I ventured into the children's quarters for 10 minutes. Against the wall were four children aged five or six years old sleeping in cots with steel cages designed for children half their age. Their growth was stunted. One girl lay there with open sores on her leg, flies buzzing around her. A solitary elderly woman adopted the dual role of nanny and nurse and tended to a newborn child, watching over five other children younger than three years of age. Since the heat prevented her from being more active around the premises, she entrusted four girls aged between eight and twelve to look after the children who were in a more serious condition.
With the number of children in orphanages, one of the English teachers at Vinh Son 1 Orphanage explained, the authorities were clamping down on foreigners travelling to Vietnam wishing to adopt village-born children and Vietnamese couples unable to conceive. Children without parents would now be permitted to live with extended family members such as aunties and uncles in the absence of direct family members. Upon reaching the age of 19, when they would be expected to leave the orphanage, these young adults would receive a plot of land in their original village to farm.
I thanked Sister Jane for her time at the orphanage, made a financial donation and left for the day.
Before my day had finished, Kruh told me, "The ethnic minorities are good people, kind people that want the same success as the Vietnamese have.

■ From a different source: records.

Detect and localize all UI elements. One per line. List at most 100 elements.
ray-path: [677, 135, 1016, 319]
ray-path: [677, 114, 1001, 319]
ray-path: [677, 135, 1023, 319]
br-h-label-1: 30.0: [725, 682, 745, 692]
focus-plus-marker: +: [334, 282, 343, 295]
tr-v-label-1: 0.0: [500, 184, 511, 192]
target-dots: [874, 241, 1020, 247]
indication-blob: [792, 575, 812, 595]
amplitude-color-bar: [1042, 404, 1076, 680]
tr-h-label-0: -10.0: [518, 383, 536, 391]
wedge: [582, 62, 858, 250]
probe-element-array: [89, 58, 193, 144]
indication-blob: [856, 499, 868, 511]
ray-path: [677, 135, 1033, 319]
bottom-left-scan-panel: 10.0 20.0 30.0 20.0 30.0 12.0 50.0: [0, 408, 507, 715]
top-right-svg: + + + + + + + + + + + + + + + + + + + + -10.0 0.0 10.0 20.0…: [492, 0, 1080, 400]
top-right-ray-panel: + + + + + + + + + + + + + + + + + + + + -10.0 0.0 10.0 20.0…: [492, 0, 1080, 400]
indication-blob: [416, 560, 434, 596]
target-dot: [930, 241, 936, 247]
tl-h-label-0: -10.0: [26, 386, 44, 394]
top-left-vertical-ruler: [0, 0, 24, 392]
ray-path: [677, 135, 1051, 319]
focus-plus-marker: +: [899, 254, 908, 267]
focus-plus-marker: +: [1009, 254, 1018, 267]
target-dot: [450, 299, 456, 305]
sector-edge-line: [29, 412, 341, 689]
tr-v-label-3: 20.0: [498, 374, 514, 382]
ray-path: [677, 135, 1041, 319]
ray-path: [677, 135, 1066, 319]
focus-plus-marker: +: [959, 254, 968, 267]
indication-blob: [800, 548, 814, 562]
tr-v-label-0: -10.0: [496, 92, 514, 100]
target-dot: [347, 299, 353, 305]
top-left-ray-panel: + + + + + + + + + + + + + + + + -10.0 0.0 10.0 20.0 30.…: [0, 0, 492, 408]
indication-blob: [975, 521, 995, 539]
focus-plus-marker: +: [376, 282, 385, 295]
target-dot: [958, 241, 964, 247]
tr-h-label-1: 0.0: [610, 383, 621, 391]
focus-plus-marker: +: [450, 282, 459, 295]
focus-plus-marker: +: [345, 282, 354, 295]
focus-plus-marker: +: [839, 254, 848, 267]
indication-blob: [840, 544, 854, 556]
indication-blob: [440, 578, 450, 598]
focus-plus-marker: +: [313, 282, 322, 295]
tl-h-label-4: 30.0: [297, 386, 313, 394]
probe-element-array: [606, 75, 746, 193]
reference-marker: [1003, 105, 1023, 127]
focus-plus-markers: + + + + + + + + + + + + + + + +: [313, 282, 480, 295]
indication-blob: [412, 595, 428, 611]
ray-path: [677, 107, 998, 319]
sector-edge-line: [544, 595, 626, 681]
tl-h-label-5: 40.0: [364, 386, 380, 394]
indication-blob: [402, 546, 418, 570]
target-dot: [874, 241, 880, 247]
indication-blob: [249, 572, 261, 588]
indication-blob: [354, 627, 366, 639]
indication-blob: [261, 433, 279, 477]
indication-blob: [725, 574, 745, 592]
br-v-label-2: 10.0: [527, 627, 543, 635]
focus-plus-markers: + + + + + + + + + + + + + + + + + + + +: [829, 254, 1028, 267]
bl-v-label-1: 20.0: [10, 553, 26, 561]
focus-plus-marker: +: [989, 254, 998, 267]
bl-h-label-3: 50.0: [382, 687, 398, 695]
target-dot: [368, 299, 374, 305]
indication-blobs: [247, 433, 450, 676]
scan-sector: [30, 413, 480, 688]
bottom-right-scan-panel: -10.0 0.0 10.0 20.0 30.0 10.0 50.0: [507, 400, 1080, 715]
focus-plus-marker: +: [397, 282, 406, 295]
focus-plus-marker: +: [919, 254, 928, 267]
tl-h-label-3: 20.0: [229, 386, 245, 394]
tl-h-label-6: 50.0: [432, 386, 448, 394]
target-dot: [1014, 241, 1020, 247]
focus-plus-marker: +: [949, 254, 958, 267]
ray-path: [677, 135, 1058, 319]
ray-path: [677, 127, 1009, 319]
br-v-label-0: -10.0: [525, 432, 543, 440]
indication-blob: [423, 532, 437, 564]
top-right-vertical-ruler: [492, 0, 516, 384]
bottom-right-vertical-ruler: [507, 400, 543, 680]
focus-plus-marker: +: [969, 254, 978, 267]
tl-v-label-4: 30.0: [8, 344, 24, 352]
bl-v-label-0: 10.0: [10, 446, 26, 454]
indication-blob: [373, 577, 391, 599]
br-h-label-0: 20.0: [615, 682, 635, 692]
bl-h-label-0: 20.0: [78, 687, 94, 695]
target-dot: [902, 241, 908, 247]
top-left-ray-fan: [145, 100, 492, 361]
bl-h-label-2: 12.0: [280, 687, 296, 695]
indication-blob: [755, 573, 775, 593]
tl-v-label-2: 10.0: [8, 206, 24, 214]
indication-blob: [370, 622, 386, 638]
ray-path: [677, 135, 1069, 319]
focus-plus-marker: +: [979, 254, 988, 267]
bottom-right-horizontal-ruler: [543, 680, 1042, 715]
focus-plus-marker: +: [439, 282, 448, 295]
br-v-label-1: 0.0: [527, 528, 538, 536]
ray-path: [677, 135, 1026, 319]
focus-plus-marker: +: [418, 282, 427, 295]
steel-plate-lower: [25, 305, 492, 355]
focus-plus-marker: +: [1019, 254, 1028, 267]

I spent time in the army during the war, I served my country and I am proud to be Vietnamese. But I also have my Bahnar roots and I commit myself to upholding my traditions as much as I commit myself to the country I live in." The next time I visited, he promised, we would go to the more obscure mountains and see the plight of those in greater desperation.
"Wouldn't that be dangerous for you?" I asked.
"No, because I want you to see how we live so that you can bring more people here so I can show them our story," he responded. "I am not afraid to take risks. But the decision to stay silent and not aim to have the same rights and privileges as other groups living in Vietnam presents a risk that will be too late to redress if no action is taken now."